TEMPO.CO, Jakarta - Pembredelan Tempo bukan hanya sekali, sepanjang 50 tahun Tempo berdiri. Saat pemerintahan Presiden Soeharto membredel majalah Tempo, Editor dan tabloid Detik, pada 21 Juni 1994, itu pembredelan kedua
Keputusan pemerintah menutup majalah Tempo, Editor dan Detik diumumkan Direktur Jenderal Pembinaan Pers dan Grafika Kementerian Penerangan, Subrata, atas nama Menteri Penerangan Harmoko. Pemerintah Orde Baru saat itu beralasan pemberitaan Tempo mengenai indikasi korupsi dalam pembelian kapal perang eks Jerman Timur bisa membahayakan stabilitas nasional.

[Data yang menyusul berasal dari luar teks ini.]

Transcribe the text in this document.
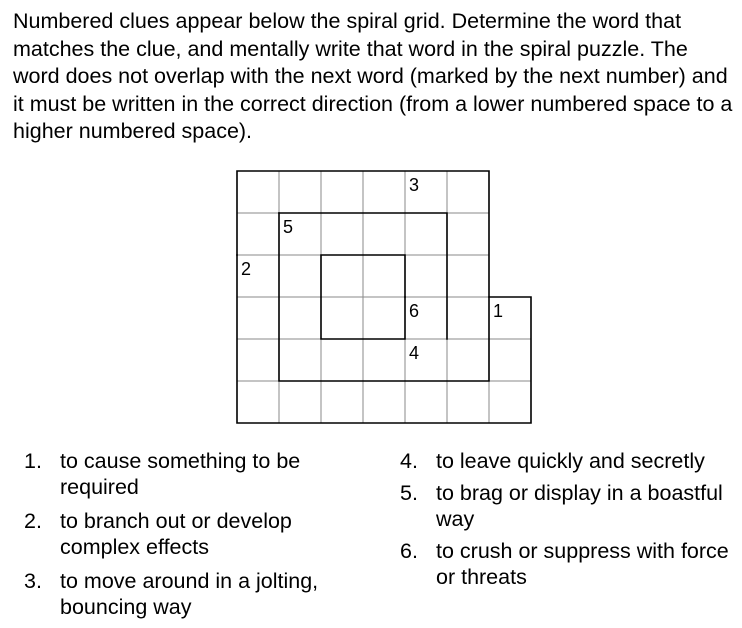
Numbered clues appear below the spiral grid. Determine the word that matches the clue, and mentally write that word in the spiral puzzle. The word does not overlap with the next word (marked by the next number) and it must be written in the correct direction (from a lower numbered space to a higher numbered space).

3
5
2
6	1
4
1. to cause something to be required
2. to branch out or develop complex effects
3. to move around in a jolting, bouncing way
4. to leave quickly and secretly
5. to brag or display in a boastful way
6. to crush or suppress with force or threats
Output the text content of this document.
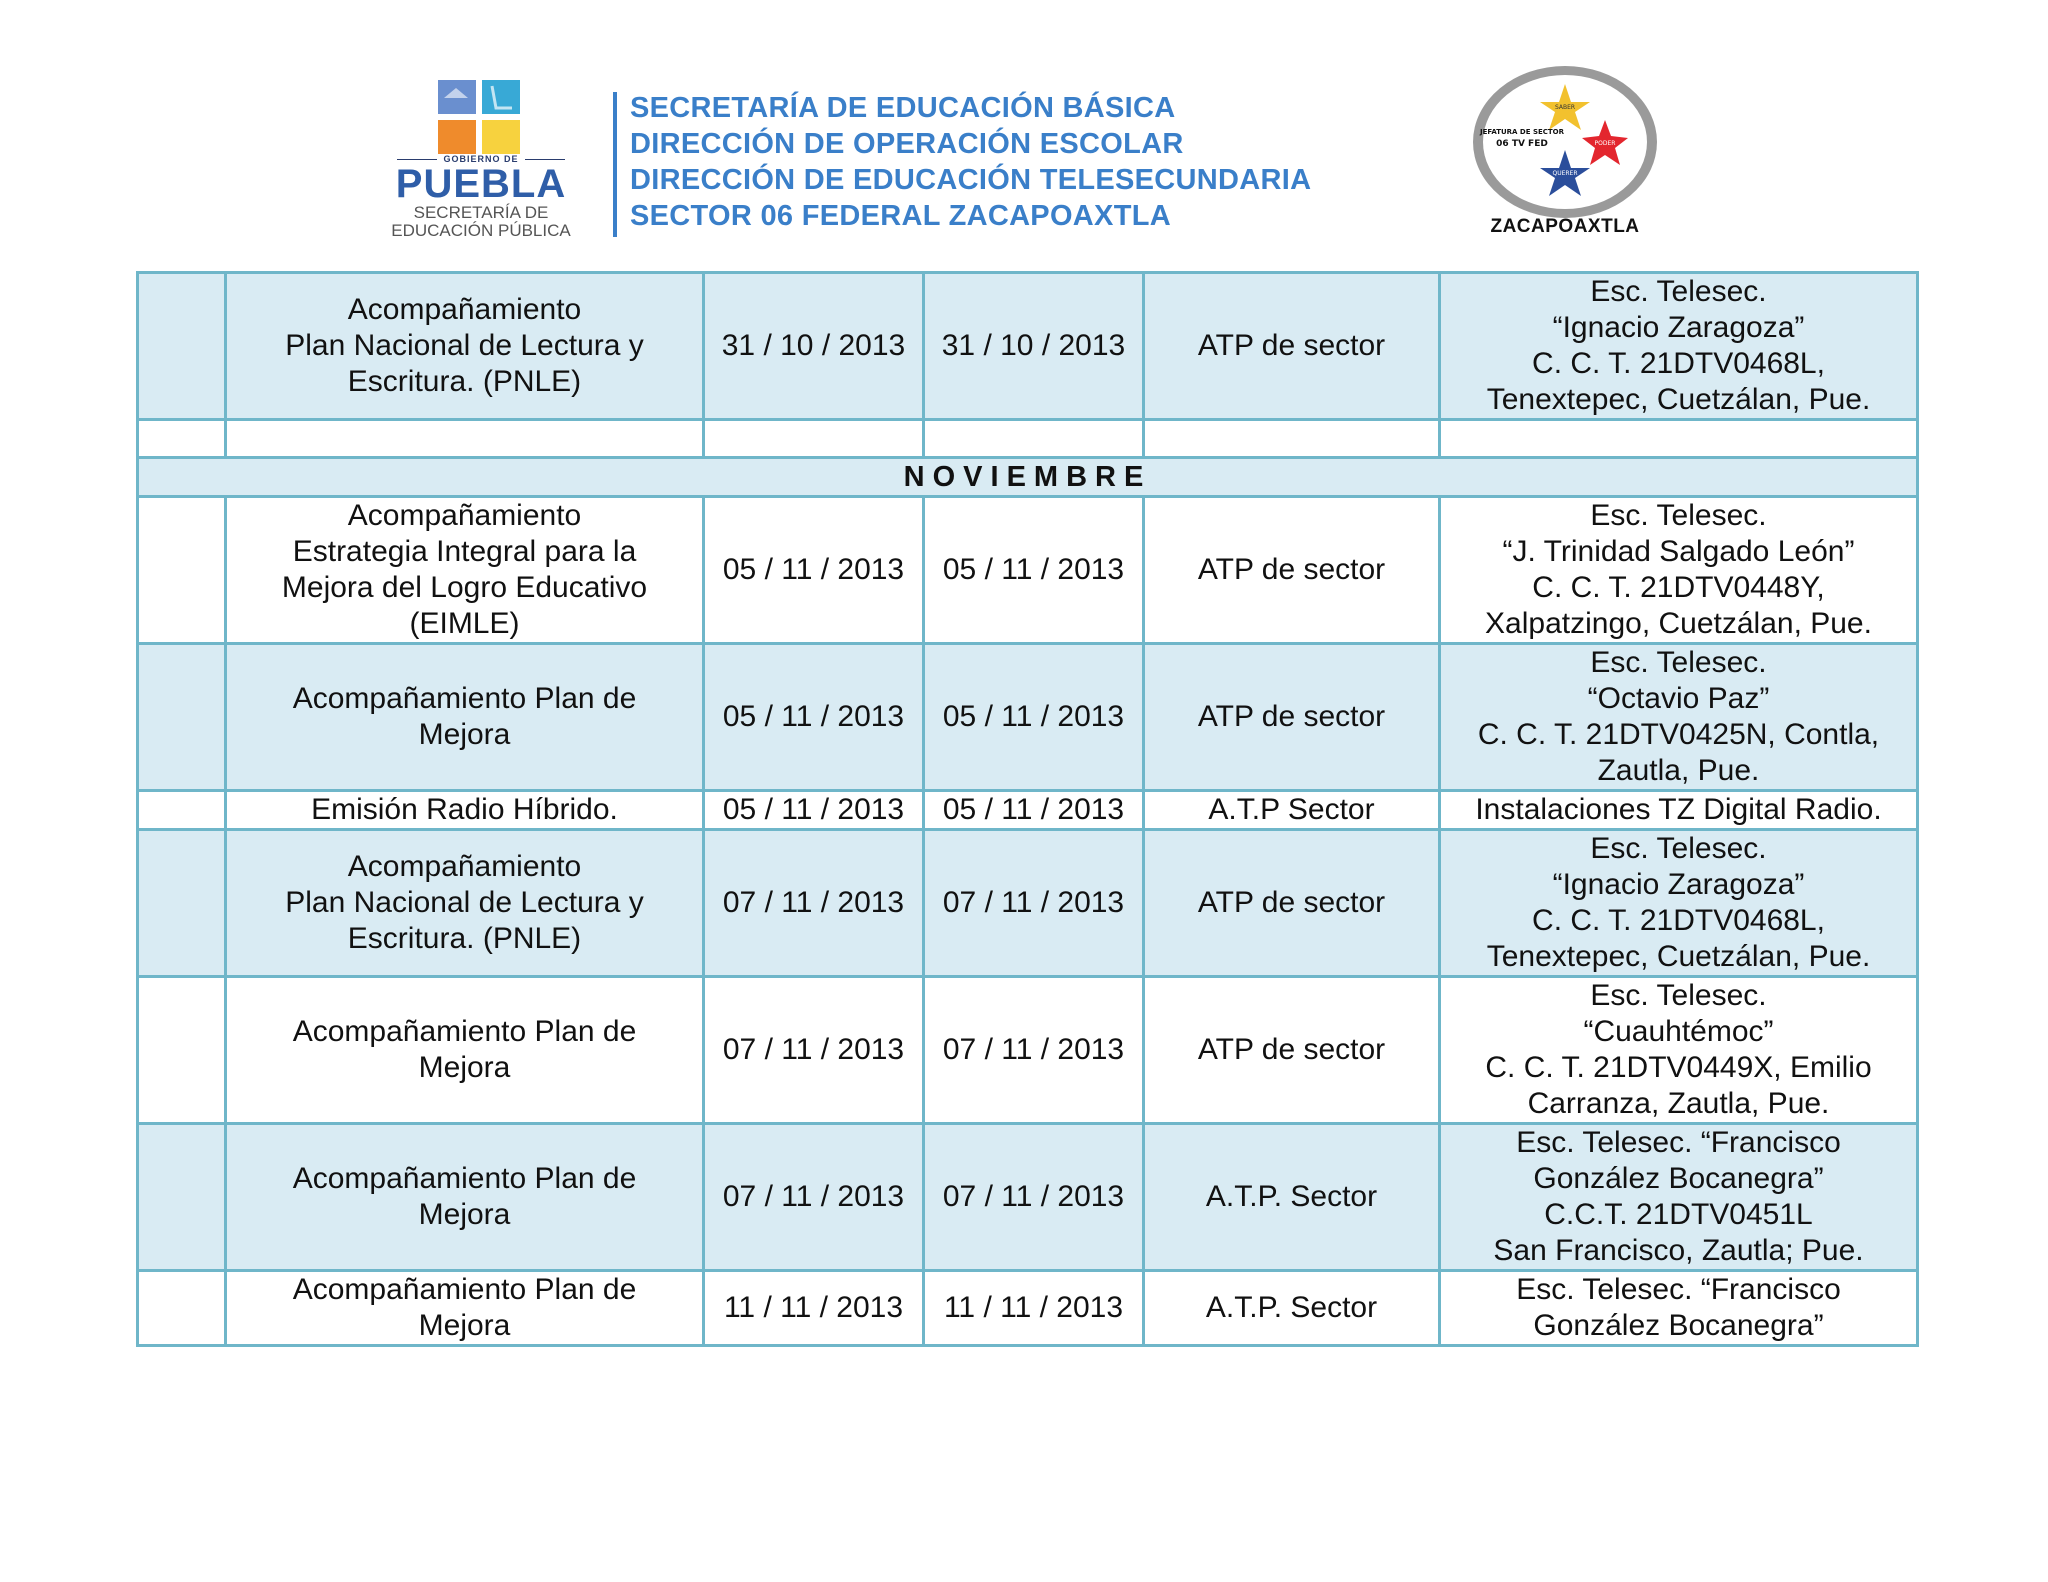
GOBIERNO DE
PUEBLA
SECRETARÍA DE
EDUCACIÓN PÚBLICA
SECRETARÍA DE EDUCACIÓN BÁSICA
DIRECCIÓN DE OPERACIÓN ESCOLAR
DIRECCIÓN DE EDUCACIÓN TELESECUNDARIA
SECTOR 06 FEDERAL ZACAPOAXTLA
SABER
PODER
QUERER
JEFATURA DE SECTOR
06 TV FED
ZACAPOAXTLA
	Acompañamiento
Plan Nacional de Lectura y
Escritura. (PNLE)	31 / 10 / 2013	31 / 10 / 2013	ATP de sector	Esc. Telesec.
“Ignacio Zaragoza”
C. C. T. 21DTV0468L,
Tenextepec, Cuetzálan, Pue.

NOVIEMBRE					
	Acompañamiento
Estrategia Integral para la
Mejora del Logro Educativo
(EIMLE)	05 / 11 / 2013	05 / 11 / 2013	ATP de sector	Esc. Telesec.
“J. Trinidad Salgado León”
C. C. T. 21DTV0448Y,
Xalpatzingo, Cuetzálan, Pue.
	Acompañamiento Plan de
Mejora	05 / 11 / 2013	05 / 11 / 2013	ATP de sector	Esc. Telesec.
“Octavio Paz”
C. C. T. 21DTV0425N, Contla,
Zautla, Pue.
	Emisión Radio Híbrido.	05 / 11 / 2013	05 / 11 / 2013	A.T.P Sector	Instalaciones TZ Digital Radio.
	Acompañamiento
Plan Nacional de Lectura y
Escritura. (PNLE)	07 / 11 / 2013	07 / 11 / 2013	ATP de sector	Esc. Telesec.
“Ignacio Zaragoza”
C. C. T. 21DTV0468L,
Tenextepec, Cuetzálan, Pue.
	Acompañamiento Plan de
Mejora	07 / 11 / 2013	07 / 11 / 2013	ATP de sector	Esc. Telesec.
“Cuauhtémoc”
C. C. T. 21DTV0449X, Emilio
Carranza, Zautla, Pue.
	Acompañamiento Plan de
Mejora	07 / 11 / 2013	07 / 11 / 2013	A.T.P. Sector	Esc. Telesec. “Francisco
González Bocanegra”
C.C.T. 21DTV0451L
San Francisco, Zautla; Pue.
	Acompañamiento Plan de
Mejora	11 / 11 / 2013	11 / 11 / 2013	A.T.P. Sector	Esc. Telesec. “Francisco
González Bocanegra”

Ternyata 12 tahun sebelumnya, Majalah Tempo pernah juga dibredel, tepatnya pada 12 April 1982. Tempo, yang saat itu berusia 12 tahun, dibredel oleh Departemen Penerangan melalui surat yang dikeluarkan oleh Menteri Penerangan Ali Moertopo.
Baca: Resep Dari Dapur Tempo: Menulis Jurnalisme Naratif Ala Tempo
Dalam surat tersebut, Tempo dianggap telah melanggar kode etik pers. Ide pembredelan itu sendiri datang dari Persatuan Wartawan Indonesia (PWI) yang saat itu dipimpin oleh Harmoko, wartawan Pos Kota.

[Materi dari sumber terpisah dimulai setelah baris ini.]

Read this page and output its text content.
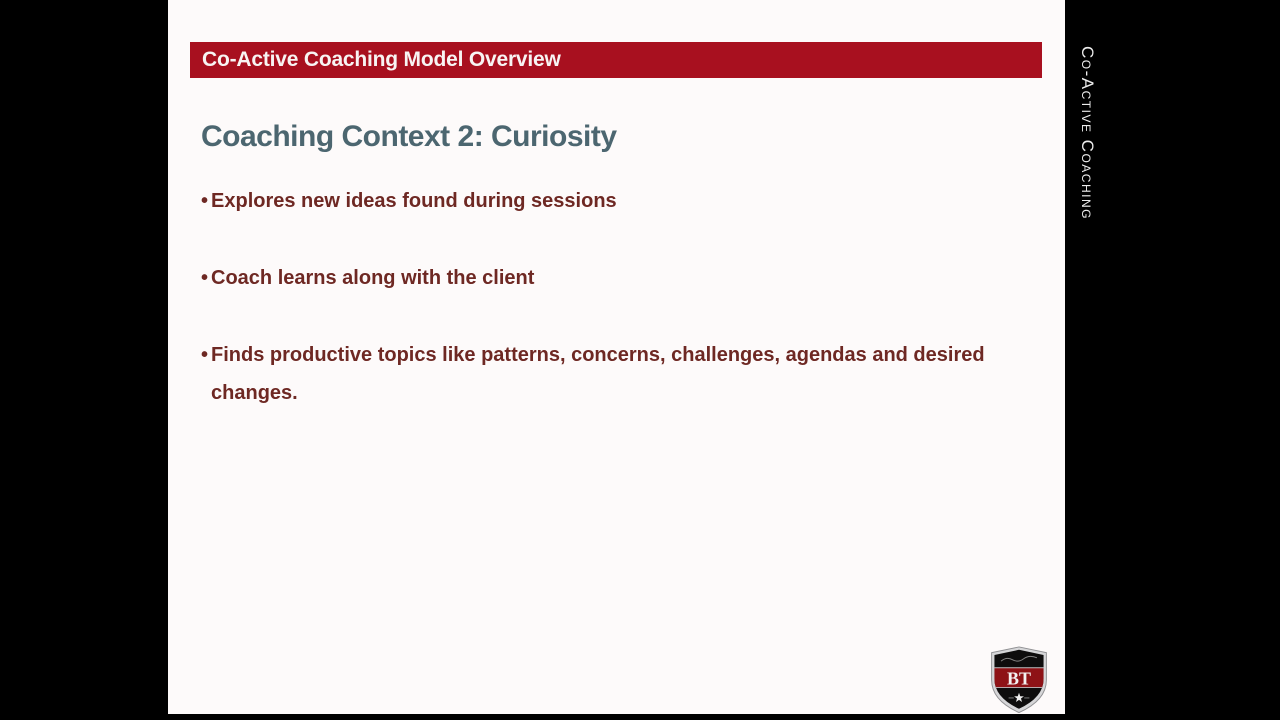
Co-Active Coaching Model Overview
Coaching Context 2: Curiosity
• Explores new ideas found during sessions
• Coach learns along with the client
• Finds productive topics like patterns, concerns, challenges, agendas and desired changes.
BT
Co-Active Coaching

Diduga, pembredelan tersebut terjadi karena Tempo meliput kampanye partai Golkar di Lapangan Banteng, Jakarta, yang berakhir rusuh. Presiden Soeharto, yang notabene motor partai Golkar, tidak suka dengan berita tersebut.
Dan, bolak balik Tempo dibredel itu bukan hanya mengisi kisah 50 tahun Tempo, tapi tercatat dalam sejarah panjang kebebasan pers di negeri ini, sampai sekarang.